«Jeder Rappen zählt» 2009

«Jeder Rappen zählt!» e «Aggiungi un posto a tavola per solidarietà» - Progetti di colletta contro la malaria

  • 21.09.2009
  • Malaria (JRz 2009)

Dal 14 al 19 dicembre la Radio svizzera tedesca DRS 3, la Televisione svizzera tedesca SF e la Catena della Solidarietà si mobilitano a favore della lotta contro la malaria con il progetto «Jeder Rappen zählt!» (Ogni centesimo conta): una squadra di animatori passerà una settimana rinchiusa in uno studio di vetro sulla Piazza federale di Berna dal quale diffonderà programmi 24 ore su 24. Poi, dal 23 dicembre al 6 gennaio, il testimone passerà alla Radiotelevisione svizzera di lingua italiana RSI, che attraverso l’emittente radiofonica Rete Uno e il canale televisivo LA1, continuerà la colletta attraverso il suo progetto «Aggiungi un posto a tavola per solidarietà».

Ogni 30 secondi un bambino muore di malaria. Con oltre un milione di morti all’anno nel mondo intero, la malaria è fra le peggiori malattie infettive. Fino a oggi non è stato sviluppato nessun vaccino efficace contro la malattia. Attraverso le operazioni «Jeder Rappen zählt!» e «Aggiungi un posto a tavola per solidarietà»,  DRS 3, SF, RSI e la Catena della Solidarietà desiderano attirare l’attenzione su questa catastrofe e raccogliere denaro per lottare contro la malaria.

Vediamo ora quale sarà l’impegno delle emittenti di servizio pubblico della Svizzera tedesca, mentre più in là nel tempo presenteremo il progetto della RSI. Dal 14 al 19 dicembre, dunque DRS 3 diffonderà in diretta, 24 ore su 24, da uno studio allestito sulla Piazza federale di Berna. Lo studio sarà dotato di finestre che permetteranno al pubblico di seguire sul posto lo svolgimento del programma e le speciali attività che vi saranno organizzate. «Jeder Rappen zählt!» sarà animato dalle più note voci dell’emittente radiofonica tedescofona: Nik Hartmann, Mario Torriani e Judith Wernli, che accoglieranno nel loro studio provvisorio numerosi ospiti. La squadra che animerà le emissioni non uscirà mai dallo studio per tutta la durata dell’operazione: vi lavoreranno, vi abiteranno e vi dormiranno.

Dal canto suo il canale televisivo SF 2 trasmetterà ogni giorno le immagini da Piazza federale dalle 22.45 alle 17 del giorno dopo, mentre su Internet l’emissione live coprirà l’evento 24 ore su 24. Il finale di «Jeder Rappen zählt!» sarà trasmesso nell’ambito dell’emissione «Happy Day», il 19 dicembre, a partire dalle 20.10 su SF 1.

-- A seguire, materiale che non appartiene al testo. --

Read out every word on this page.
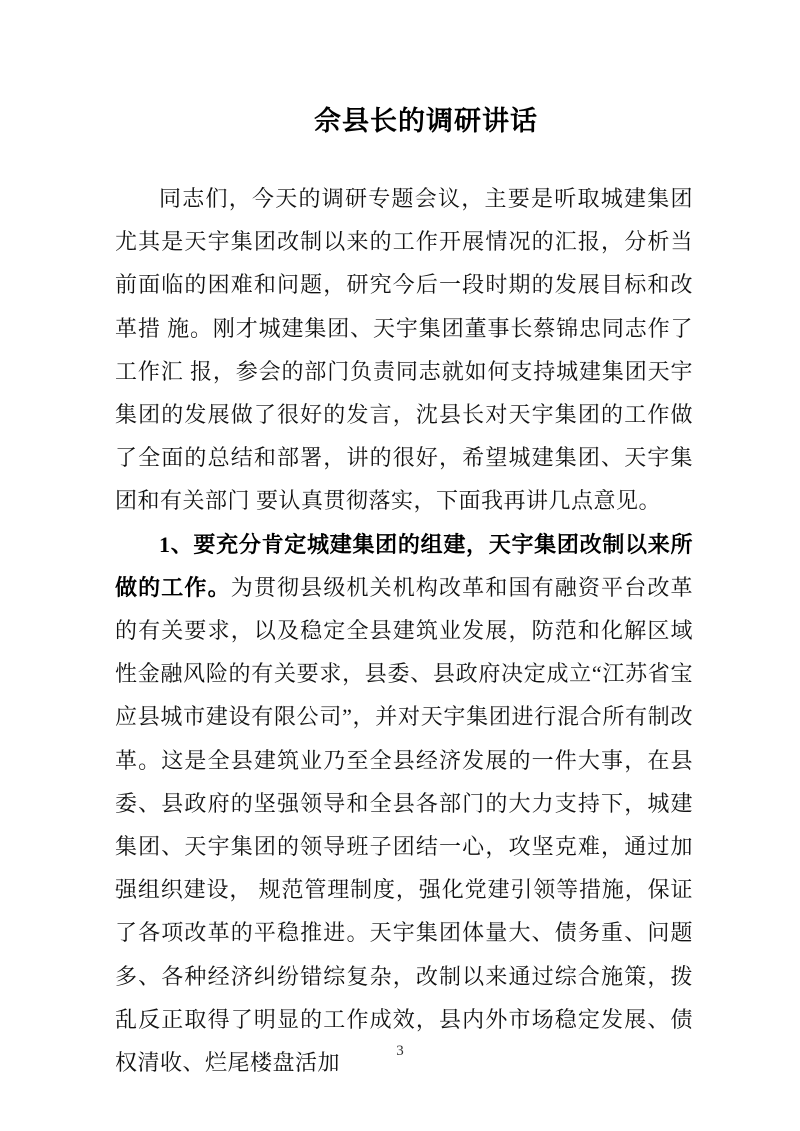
佘县长的调研讲话

同志们，今天的调研专题会议，主要是听取城建集团尤其是天宇集团改制以来的工作开展情况的汇报，分析当前面临的困难和问题，研究今后一段时期的发展目标和改革措 施。刚才城建集团、天宇集团董事长蔡锦忠同志作了工作汇 报，参会的部门负责同志就如何支持城建集团天宇集团的发展做了很好的发言，沈县长对天宇集团的工作做了全面的总结和部署，讲的很好，希望城建集团、天宇集团和有关部门 要认真贯彻落实，下面我再讲几点意见。

1、要充分肯定城建集团的组建，天宇集团改制以来所做的工作。为贯彻县级机关机构改革和国有融资平台改革的有关要求，以及稳定全县建筑业发展，防范和化解区域性金融风险的有关要求，县委、县政府决定成立“江苏省宝应县城市建设有限公司”，并对天宇集团进行混合所有制改革。这是全县建筑业乃至全县经济发展的一件大事，在县委、县政府的坚强领导和全县各部门的大力支持下，城建集团、天宇集团的领导班子团结一心，攻坚克难，通过加强组织建设， 规范管理制度，强化党建引领等措施，保证了各项改革的平稳推进。天宇集团体量大、债务重、问题多、各种经济纠纷错综复杂，改制以来通过综合施策，拨乱反正取得了明显的工作成效，县内外市场稳定发展、债权清收、烂尾楼盘活加	3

L’idea di questa emissione viene da un’analoga formula adottata dalla televisione olandese dal titolo «Serious Request», che di anno incontra un successo sempre maggiore. Numerosi paesi partecipano ora al progetto con un obbiettivo comune, ma ognuno nell’ambito dei suoi programmi. Vi saranno numerose possibilità di contribuire al successo di «Jeder Rappen zählt!», A parte le semplici donazioni di denaro, il pubblico potrà collegare il suo gesto a un desiderio per un brano musicale, partecipando così per una settimana all’elaborazione dei programmi di DRS 3. Le altre possibilità saranno offerte da aste online e da diverse attività organizzate dal pubblico stesso. Associazioni, club, aziende, tutti potranno partecipare attivamente alla colletta per salvare vite umane. Le azioni più originali e meglio riuscite saranno seguite da radio e televisione.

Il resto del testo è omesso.